Jo: Ideally you do both, but if you manage someone who said, "I'm only going to do one exercise," then you would prioritize the adductor strengthening over the others. But, if you could you would try and target both abductor and adductor strengthening.
Mick: Excellent. So the Copenhagen adductor strengthening exercise? Would that be a recommendation in both rehab, and also injury prevention?
Jo: We use it in our rehab programs definitely as an end-stage adductor strengthening exercise. And I think for athletes it's really important that they can get to the point where they can do that Copenhagen adductor exercise, and if they can't do it, then I would argue they may not be ready to go back to sport. So, definitely include it towards the end stage of rehab programs.
In terms of injury prevention, there was a study, as you probably know, that found that doing the Copenhagen adductor exercise reduces the risk of groin injury by around about 40%, so it does seem to be a really important exercise for groin injuries. Now the problem with that is we can't really specify whether it's hip, like FAI type groin pain or whether it's other types of groin pain. So we don't have definitive evidence of whether the Copenhagen adductor exercise prevents pain in someone who has the potential to get FAI, but my feeling is, we know it reduces the risk of groin injury, so I would definitely include it as a whole team-based injury prevention exercise.
Mick: So no harm having it in there?
Jo: Yeah, that's right. And look, as long as you start sensibly, start early and build someone up so they don't have too much muscle soreness afterwards, then I think yeah, there's definitely no harm in including it, and it may prevent the development of sort of FAI in some athletes.
Mick: In terms of injury prevention for FAI, would there be anything else to consider other than strengthening of the adductors?

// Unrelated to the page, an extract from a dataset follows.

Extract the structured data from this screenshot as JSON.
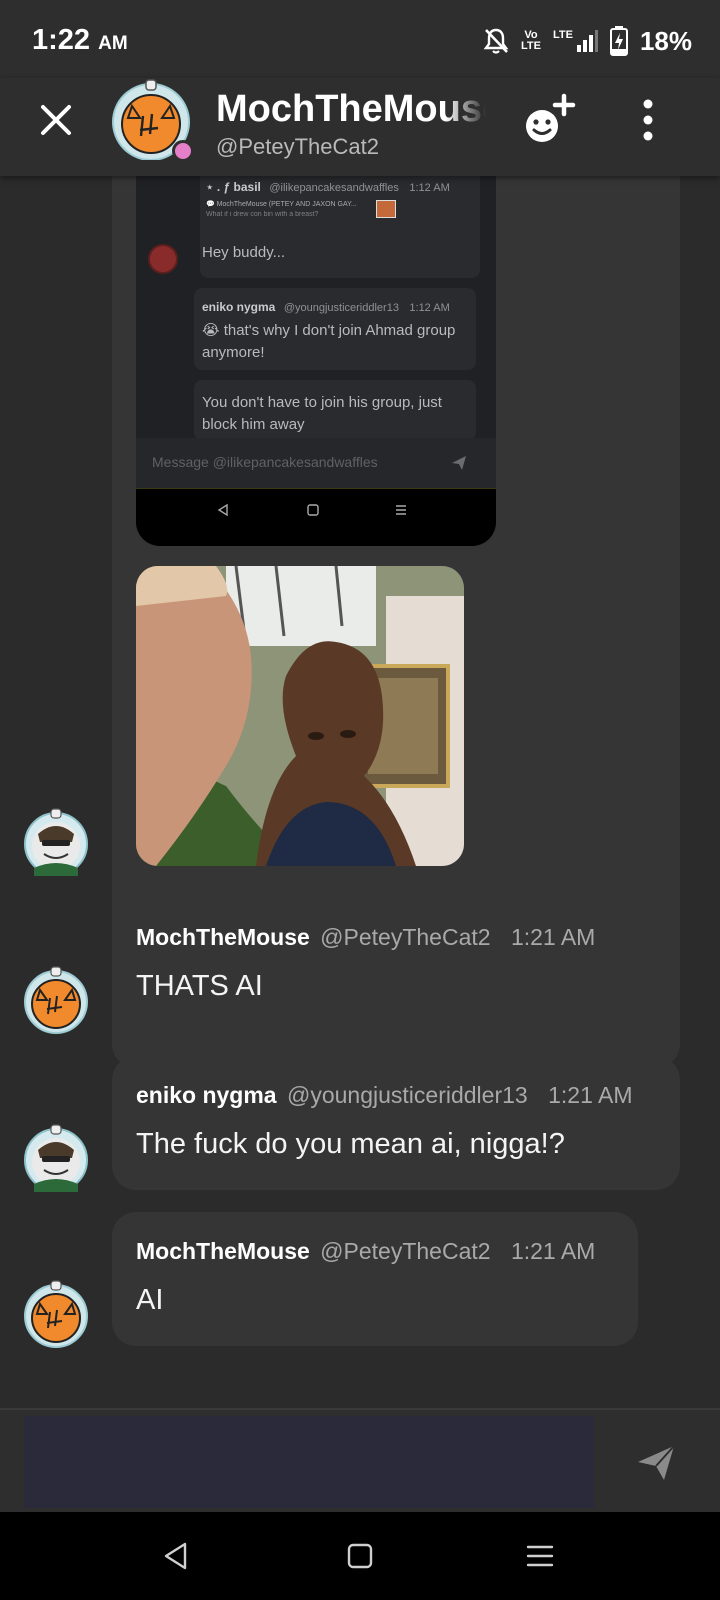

Jo: I think athlete screening is something to consider, but the hardest thing is identifying the athlete who will develop FAI and that’s what screening programs are not good at identifying - telling us who's going to get injured and who's not. But where screening is useful is for when someone who comes to you other with a past history of hip and groin pain, then they may be at a greater risk, or if they have some of those shapes that we talked about, they may be at greater risk of getting FAI..

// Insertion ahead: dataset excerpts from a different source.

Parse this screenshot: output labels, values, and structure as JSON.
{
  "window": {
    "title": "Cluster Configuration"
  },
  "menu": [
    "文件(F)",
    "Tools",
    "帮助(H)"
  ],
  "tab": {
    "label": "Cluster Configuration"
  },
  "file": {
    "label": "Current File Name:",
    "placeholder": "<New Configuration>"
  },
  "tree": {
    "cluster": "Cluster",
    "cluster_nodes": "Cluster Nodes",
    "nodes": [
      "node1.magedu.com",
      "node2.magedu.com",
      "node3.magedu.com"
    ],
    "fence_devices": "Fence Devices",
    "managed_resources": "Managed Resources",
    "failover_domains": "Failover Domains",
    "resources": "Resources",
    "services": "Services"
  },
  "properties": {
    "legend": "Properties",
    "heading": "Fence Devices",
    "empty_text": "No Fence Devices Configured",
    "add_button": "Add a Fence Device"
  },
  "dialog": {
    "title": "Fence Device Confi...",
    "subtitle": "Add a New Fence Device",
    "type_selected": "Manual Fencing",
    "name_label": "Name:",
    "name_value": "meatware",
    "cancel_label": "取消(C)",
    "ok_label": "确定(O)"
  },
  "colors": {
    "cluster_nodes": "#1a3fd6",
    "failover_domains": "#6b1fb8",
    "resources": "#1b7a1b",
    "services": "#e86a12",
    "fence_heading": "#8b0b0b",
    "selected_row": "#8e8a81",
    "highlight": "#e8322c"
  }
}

In regards to load management, I think a common sense approach in terms of load management, like you would with any athlete in terms of trying to find that optimal load where you progress them and build them up slowly to get that optimal load, but also trying to reduce the risk of overload, just as much as you want to reduce the risk of under load as well.
And lastly, take a holistic approach with strengthening. Try to strengthen up the whole hip and pelvic area, and the trunk as well.

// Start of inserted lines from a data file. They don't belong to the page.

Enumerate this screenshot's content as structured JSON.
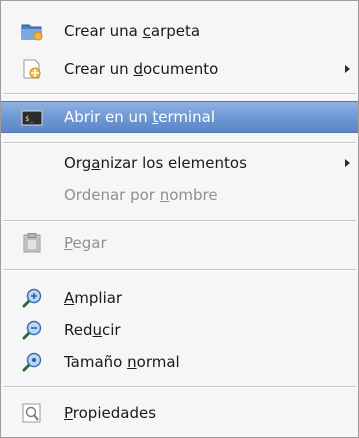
{
  "menu": {
    "items": [
      {
        "id": "crear-carpeta",
        "pre": "Crear una ",
        "ul": "c",
        "post": "arpeta",
        "icon": "folder-new-icon",
        "submenu": false
      },
      {
        "id": "crear-documento",
        "pre": "Crear un ",
        "ul": "d",
        "post": "ocumento",
        "icon": "document-new-icon",
        "submenu": true
      },
      {
        "id": "abrir-terminal",
        "pre": "Abrir en un ",
        "ul": "t",
        "post": "erminal",
        "icon": "terminal-icon",
        "submenu": false
      },
      {
        "id": "organizar",
        "pre": "Org",
        "ul": "a",
        "post": "nizar los elementos",
        "icon": "",
        "submenu": true
      },
      {
        "id": "ordenar",
        "pre": "Ordenar por ",
        "ul": "n",
        "post": "ombre",
        "icon": "",
        "submenu": false,
        "disabled": true
      },
      {
        "id": "pegar",
        "pre": "",
        "ul": "P",
        "post": "egar",
        "icon": "paste-icon",
        "submenu": false,
        "disabled": true
      },
      {
        "id": "ampliar",
        "pre": "",
        "ul": "A",
        "post": "mpliar",
        "icon": "zoom-in-icon",
        "submenu": false
      },
      {
        "id": "reducir",
        "pre": "Red",
        "ul": "u",
        "post": "cir",
        "icon": "zoom-out-icon",
        "submenu": false
      },
      {
        "id": "tamano-normal",
        "pre": "Tamaño ",
        "ul": "n",
        "post": "ormal",
        "icon": "zoom-original-icon",
        "submenu": false
      },
      {
        "id": "propiedades",
        "pre": "",
        "ul": "P",
        "post": "ropiedades",
        "icon": "properties-icon",
        "submenu": false
      }
    ]
  },
  "colors": {
    "highlight": "#6a95d1",
    "disabled_text": "#8f8f8f"
  }
}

Mick: Great stuff Jo! So, to finish up, if someone has hip or groin pain and they're suspicious of FAIS, what's the pathway they should take?
Jo: I think probably the first thing to do is to go and see, a sports physio and try and find someone perhaps who has expertise in FAIS, because sometimes you can go down the path of a lot of imaging, and then invasive interventions that you may not necessarily need. The sports physio will do a thorough and comprehensive assessment using some of those things that we just talked about and develop a rehab program for you. You really want to persist with your rehab with a good quality rehab program for a good 3 months or so.
And if you get to the end of that time and you feel really, really confident and your physio feels confident that everyone's done their best, and you still don't have any answers, then that's when you potentially would start to go down the path of getting some imaging, potentially seeing a sport and exercise physician to get their input. Because there may be a role for things like injections. Then your last, final step if all else fails, is to consider surgery. But also going into surgery open and knowing that it's not a 100% cure.
Mick: Thanks very much for your time, I really appreciate it!